Vielleicht kein besonderer, aber zumindest ein stimmiger Abgang.

Das Karwendel Hell von der Mittenwalder Privatbrauerei (angeblich der höchstgelegenen Privatbrauerei Deutschlands) hat mich stilistisch überzeugt. Es gibt nicht an, ist ein ganz typisches, bayerisches Helles, süffig und mildsüß, nicht sehr stark gehopft, dabei toll ausbalanciert, kommt mir aber weit nicht so gesichtslos vor, wie viele seiner Stilkollegen. Durch die erst deutliche Kräuterigkeit und schließlich den angereicherten Körper beseitigt es Fehlerquellen direkt an der Wurzel. Es hat eine schöne Textur, die nicht wässrig ist und ein harmonisches Aroma, das im Geschmack verstärkt und ausgebaut wird (immer wieder löblich, wenn man dann mal so etwas im Glas hat, denn leider viel zu selten).
Irgendwie will ich dieses Helle gar nicht groß negativ kritisieren, einfach schon, weil es mir sympathisch ist mit seiner Lockerheit, mit der es nichts anderes möchte, als einfach den Durst im Sommer anständig zu löschen und Menschen in den Bergen zusammenzubringen. Die beiden Männer auf dem Etikett, die nebeneinander sitzen und je mit einem Humpen in der Hand einander zuprosten, sind wirklich das ideale Sinnbild für dieses Gebräu.
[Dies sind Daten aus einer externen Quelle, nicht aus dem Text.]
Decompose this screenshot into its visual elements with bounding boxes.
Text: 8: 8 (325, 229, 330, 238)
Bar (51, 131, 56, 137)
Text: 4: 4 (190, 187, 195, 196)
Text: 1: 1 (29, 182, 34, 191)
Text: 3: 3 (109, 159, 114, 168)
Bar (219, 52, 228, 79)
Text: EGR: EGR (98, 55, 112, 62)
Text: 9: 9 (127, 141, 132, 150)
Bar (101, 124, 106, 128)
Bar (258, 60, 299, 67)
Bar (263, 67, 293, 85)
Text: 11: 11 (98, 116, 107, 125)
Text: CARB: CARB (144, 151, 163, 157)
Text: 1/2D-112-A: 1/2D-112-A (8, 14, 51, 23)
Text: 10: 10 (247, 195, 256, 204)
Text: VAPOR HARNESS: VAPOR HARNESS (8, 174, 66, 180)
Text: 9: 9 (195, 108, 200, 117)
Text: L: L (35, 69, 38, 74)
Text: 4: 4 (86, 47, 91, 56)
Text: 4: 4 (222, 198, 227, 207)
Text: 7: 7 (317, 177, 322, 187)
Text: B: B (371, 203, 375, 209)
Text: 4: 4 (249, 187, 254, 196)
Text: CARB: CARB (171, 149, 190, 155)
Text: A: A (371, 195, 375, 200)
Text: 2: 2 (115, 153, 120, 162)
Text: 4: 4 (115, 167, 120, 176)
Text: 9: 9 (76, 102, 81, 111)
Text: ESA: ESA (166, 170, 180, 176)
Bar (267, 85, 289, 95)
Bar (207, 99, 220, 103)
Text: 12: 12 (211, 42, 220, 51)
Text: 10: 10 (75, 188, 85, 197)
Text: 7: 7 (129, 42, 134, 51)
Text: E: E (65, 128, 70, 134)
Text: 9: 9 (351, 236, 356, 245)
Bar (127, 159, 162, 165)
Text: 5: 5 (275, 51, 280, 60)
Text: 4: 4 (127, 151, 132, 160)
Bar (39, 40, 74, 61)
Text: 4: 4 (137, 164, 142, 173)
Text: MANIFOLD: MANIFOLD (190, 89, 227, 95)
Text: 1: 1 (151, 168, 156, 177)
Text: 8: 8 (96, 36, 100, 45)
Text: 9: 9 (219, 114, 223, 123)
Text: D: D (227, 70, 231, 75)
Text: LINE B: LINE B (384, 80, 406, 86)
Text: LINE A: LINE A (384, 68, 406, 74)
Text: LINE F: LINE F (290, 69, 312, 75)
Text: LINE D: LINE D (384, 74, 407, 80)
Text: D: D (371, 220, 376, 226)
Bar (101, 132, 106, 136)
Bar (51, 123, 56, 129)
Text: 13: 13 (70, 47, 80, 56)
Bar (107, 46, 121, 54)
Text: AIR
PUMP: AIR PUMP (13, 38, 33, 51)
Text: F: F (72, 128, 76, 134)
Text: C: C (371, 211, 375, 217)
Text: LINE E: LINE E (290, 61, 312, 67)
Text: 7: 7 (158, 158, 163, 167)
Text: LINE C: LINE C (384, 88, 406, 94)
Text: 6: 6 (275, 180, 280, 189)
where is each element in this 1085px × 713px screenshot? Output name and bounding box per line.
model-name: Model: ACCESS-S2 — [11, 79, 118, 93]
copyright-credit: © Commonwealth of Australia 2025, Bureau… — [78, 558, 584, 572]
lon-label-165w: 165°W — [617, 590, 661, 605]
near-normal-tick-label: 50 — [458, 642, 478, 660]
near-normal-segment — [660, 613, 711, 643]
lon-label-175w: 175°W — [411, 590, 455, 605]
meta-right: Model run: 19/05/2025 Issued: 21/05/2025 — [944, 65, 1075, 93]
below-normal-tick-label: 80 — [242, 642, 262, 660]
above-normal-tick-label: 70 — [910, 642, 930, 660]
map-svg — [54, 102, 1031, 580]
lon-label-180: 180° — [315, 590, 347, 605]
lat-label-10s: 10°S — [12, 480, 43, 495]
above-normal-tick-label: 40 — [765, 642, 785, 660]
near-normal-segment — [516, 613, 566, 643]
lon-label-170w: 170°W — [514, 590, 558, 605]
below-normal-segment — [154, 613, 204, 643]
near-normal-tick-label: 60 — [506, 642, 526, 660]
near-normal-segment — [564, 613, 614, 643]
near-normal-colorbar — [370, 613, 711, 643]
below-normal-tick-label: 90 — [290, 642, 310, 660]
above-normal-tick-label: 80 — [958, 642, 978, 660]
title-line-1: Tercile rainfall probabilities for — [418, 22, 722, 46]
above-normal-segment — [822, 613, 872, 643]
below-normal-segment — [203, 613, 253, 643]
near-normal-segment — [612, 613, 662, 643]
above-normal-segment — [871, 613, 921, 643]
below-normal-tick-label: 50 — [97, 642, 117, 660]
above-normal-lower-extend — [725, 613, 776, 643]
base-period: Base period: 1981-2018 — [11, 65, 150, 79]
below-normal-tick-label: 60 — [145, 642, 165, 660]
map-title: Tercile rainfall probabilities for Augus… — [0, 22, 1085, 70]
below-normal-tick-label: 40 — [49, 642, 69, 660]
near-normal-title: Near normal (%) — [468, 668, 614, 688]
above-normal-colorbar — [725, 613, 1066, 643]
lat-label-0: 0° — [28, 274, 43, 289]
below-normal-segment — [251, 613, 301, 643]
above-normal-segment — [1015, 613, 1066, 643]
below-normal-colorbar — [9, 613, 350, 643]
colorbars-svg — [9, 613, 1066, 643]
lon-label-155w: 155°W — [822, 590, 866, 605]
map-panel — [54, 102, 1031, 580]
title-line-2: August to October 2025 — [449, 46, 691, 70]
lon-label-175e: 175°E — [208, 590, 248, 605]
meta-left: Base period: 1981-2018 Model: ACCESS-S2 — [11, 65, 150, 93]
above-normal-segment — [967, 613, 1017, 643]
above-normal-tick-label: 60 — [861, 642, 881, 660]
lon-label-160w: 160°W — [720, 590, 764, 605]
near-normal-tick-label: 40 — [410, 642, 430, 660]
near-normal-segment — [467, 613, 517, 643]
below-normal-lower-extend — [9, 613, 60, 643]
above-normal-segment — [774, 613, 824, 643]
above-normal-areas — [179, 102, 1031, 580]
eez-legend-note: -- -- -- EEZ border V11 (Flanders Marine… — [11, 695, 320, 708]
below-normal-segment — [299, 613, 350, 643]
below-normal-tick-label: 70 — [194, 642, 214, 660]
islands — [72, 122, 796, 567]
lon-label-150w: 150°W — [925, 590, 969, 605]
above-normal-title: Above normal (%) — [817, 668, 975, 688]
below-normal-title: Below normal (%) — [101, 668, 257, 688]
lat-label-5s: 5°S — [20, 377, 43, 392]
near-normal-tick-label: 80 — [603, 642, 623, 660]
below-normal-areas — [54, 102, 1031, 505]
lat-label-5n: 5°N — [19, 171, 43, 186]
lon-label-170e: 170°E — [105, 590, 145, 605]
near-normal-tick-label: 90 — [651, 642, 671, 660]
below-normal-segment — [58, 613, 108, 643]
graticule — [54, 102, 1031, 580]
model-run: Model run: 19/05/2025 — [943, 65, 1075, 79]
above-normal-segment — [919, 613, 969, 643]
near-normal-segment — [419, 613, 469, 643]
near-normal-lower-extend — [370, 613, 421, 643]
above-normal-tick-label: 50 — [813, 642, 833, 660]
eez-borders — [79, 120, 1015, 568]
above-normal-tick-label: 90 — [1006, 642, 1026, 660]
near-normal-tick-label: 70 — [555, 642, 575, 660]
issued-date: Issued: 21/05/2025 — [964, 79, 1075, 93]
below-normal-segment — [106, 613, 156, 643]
Es strahlt etwas Gemeinschaftliches, Soziales aus.
Vielleicht ist dieses Bier keine Besonderheit, es sticht nicht groß aus der Bierlandschaft heraus, hat aber Qualitäten, die mir bei den meisten deutschen Bieren dieses Stils noch fehlen, nutzt sie jedoch nur soweit aus, wie es sie für das Mindeste benötigt.
Ich jedenfalls mag das Mittenwalder und finde es gelungen, es braucht gar keine große Komplexität aufweisen, seine Stärke liegt in der Unkompliziertheit, die es übermittelt.
Ein richtiges Kumpel-Bier zum ruhigen Anstoß im Sonnenschein.